14 - Leasing

Review of Financing

  • Common Legal Entities for Real Estate Investment:

    • Individuals
    • Partnerships
    • Corporations
    • Real Estate Investment Trusts (REITs)
  • Impact of Increasing Leverage:

    • Increases Return on Equity (ROE) due to larger cash flows from a higher total asset base.
    • Financial risk increases as debt obligations grow, potentially leading to liquidity issues.
  • Lender Mitigation Strategies:

    • High down payments to ensure skin in the game.
    • Prepayment penalties to discourage early pay-off of loans.

Pro Formas in Commercial Real Estate Sales and Operations

  • Pro Forma for Sale (Final Period):

    1. Gross Sale Price
    2. - Deductible Sale Expenses
    3. = Net Sale Price
    4. - Mortgage Balance
    5. = Before Tax Cash at Sale (BTCS)
    6. - Tax bill at sale
    7. = After-Tax Cash at Sale (ATCS)
  • Pro Forma for Operations (Multiple Periods):

    1. Gross Income
    2. - Operating Expenses
    3. = Net Operating Income (NOI)
    4. - Debt Service
    5. = Before Tax Cash Flow (BTCF)
    6. - Tax Bill
    7. = After Tax Cash Flow (ATCF)

Key Income and Expense Dynamics in Leasing

  • Gross Income:
    • Directly affected by lease agreements.
  • Expenses:
    • Operating expenses reduce net operating income (NOI) leading to lower cash flow.

Key Components of Leasing Agreements

  • Parties Involved:
    • Lessor (Landlord)
    • Lessee (Tenant)
  • Lease Structure Details:
    • Description and allowed use of space
    • Maintenance obligations
    • Use of common areas

Types of Rent Structures in Leases

  • Base rent:
    • Minimum fixed charge.
  • Graduated Rent:
    • Specified increases over time.
  • Flat Rent:
    • No changes in charges.
  • Indexed Rent:
    • Variations based on Consumer Price Index (CPI).

Rent Dynamics by Building Floor

  • In tall buildings:
    • Rents decline quickly from the 1st to the 2nd floor (approx. 50%).
    • Rents increase on higher floors, typically 0.6% per floor.

Lease Types Based on Expenses

  • Gross Lease: Landlord covers all operating costs.
  • Net Lease: Tenant pays property taxes.
  • Net-Net Lease: Tenant pays property taxes and insurance costs.
  • Triple Net Lease: Tenant covers all operating expenses including maintenance.

Lease Duration Across Property Types

  • Hotels: 1 week to 1 month.
  • Apartments: 1 year (typical).
  • Offices: 3-10 years.
  • Retail: 2-5 years (for small) or 5-15 years (anchor tenants).
  • Industrial: 5-20 years.

Lease Breakage Observations in NYC Storefronts

  • 55% of tenants exit leases within 5 years; 75% leave by year 8.
  • Common reasons for breaking leases include changes in market conditions or personal circumstances.

Lease Option Value Calculations

  • Benefits of Long Leases:
    • Protects against abrupt rent changes.
    • Higher vacancies accepted during tenant search phases.

Lease Concessions and Renewal Options

  • Concessions:
    • Free rent periods, TI allowances, and covering moving costs.
  • Options:
    • Rights for renewal, relocation, or expanding leased space.

Contract Rent vs.

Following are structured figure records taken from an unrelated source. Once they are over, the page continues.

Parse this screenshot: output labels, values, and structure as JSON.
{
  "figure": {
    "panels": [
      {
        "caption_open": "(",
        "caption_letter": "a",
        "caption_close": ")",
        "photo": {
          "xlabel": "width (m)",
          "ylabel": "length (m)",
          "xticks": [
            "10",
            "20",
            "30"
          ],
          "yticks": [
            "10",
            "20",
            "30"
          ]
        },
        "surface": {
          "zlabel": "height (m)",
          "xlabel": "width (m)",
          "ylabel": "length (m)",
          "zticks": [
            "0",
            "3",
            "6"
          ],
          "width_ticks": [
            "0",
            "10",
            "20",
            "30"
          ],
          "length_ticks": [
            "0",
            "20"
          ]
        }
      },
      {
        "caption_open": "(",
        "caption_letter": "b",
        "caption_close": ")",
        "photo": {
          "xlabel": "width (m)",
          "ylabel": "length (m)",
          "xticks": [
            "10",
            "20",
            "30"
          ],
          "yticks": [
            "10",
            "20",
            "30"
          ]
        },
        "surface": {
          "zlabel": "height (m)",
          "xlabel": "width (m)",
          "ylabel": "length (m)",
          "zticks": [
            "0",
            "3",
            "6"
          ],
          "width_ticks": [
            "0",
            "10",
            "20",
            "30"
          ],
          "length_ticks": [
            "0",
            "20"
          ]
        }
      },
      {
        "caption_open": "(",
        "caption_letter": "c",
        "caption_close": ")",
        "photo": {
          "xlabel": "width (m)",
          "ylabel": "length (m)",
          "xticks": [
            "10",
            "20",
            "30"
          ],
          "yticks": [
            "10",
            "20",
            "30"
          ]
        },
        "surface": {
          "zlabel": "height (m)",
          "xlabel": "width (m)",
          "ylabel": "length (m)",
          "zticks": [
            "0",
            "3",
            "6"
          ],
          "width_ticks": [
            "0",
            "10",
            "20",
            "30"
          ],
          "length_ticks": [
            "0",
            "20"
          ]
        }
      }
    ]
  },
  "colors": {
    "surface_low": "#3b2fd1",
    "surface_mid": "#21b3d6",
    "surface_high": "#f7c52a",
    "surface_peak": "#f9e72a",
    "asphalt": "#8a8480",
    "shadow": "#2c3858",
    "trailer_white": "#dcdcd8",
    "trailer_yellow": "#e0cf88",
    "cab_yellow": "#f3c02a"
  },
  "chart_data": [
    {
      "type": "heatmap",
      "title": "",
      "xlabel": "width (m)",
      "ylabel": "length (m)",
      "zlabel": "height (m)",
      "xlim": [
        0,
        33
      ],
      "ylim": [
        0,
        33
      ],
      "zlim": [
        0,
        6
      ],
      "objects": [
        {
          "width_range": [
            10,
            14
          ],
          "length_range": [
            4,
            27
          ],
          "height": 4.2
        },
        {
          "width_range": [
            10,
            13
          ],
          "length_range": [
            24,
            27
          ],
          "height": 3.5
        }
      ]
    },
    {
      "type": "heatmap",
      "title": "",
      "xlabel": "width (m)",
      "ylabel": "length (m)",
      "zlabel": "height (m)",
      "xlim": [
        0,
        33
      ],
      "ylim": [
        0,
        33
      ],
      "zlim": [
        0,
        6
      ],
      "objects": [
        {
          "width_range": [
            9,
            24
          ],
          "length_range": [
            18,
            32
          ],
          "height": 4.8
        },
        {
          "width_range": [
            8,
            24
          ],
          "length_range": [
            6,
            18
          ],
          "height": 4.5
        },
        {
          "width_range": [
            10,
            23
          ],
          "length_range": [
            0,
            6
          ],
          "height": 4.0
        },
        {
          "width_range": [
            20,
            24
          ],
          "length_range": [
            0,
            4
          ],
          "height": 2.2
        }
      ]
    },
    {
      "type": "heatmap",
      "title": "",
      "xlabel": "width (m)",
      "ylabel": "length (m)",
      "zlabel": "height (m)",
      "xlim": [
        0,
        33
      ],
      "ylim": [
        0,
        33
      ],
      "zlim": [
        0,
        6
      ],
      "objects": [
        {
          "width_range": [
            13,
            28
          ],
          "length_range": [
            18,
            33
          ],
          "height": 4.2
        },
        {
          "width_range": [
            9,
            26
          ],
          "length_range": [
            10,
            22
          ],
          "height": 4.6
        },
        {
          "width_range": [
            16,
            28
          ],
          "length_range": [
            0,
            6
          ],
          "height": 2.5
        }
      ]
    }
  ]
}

Effective Rent Calculations

  • Effective Rent Accounts for concessions and total payments over time:
    Total Effective Rent = NPV ext{(Payments - Concessions)}
  • Equivalent Level Rent (ELR): This is constant and matches NPV.

Examples of Asking vs. Effective Rent per Sector

  • Office: Effective rent is ~80% of asking rent.
  • Retail: Effective rent is ~87% of asking rent.
  • Apartment: Effective rent is ~96% of asking rent.

Revenue Sharing in Retail Properties

  • Typical leases have a combination of base rent and a percentage of tenant sales, aligning incentives for both landlords and tenants.

Summary Points on Leasing Contracts

  • Leasing contracts can vary widely; crucial to analyze concessions, allowances, and potential cash flows.
  • Common area allocations can impact effective rents, especially in comparison to occupied spaces.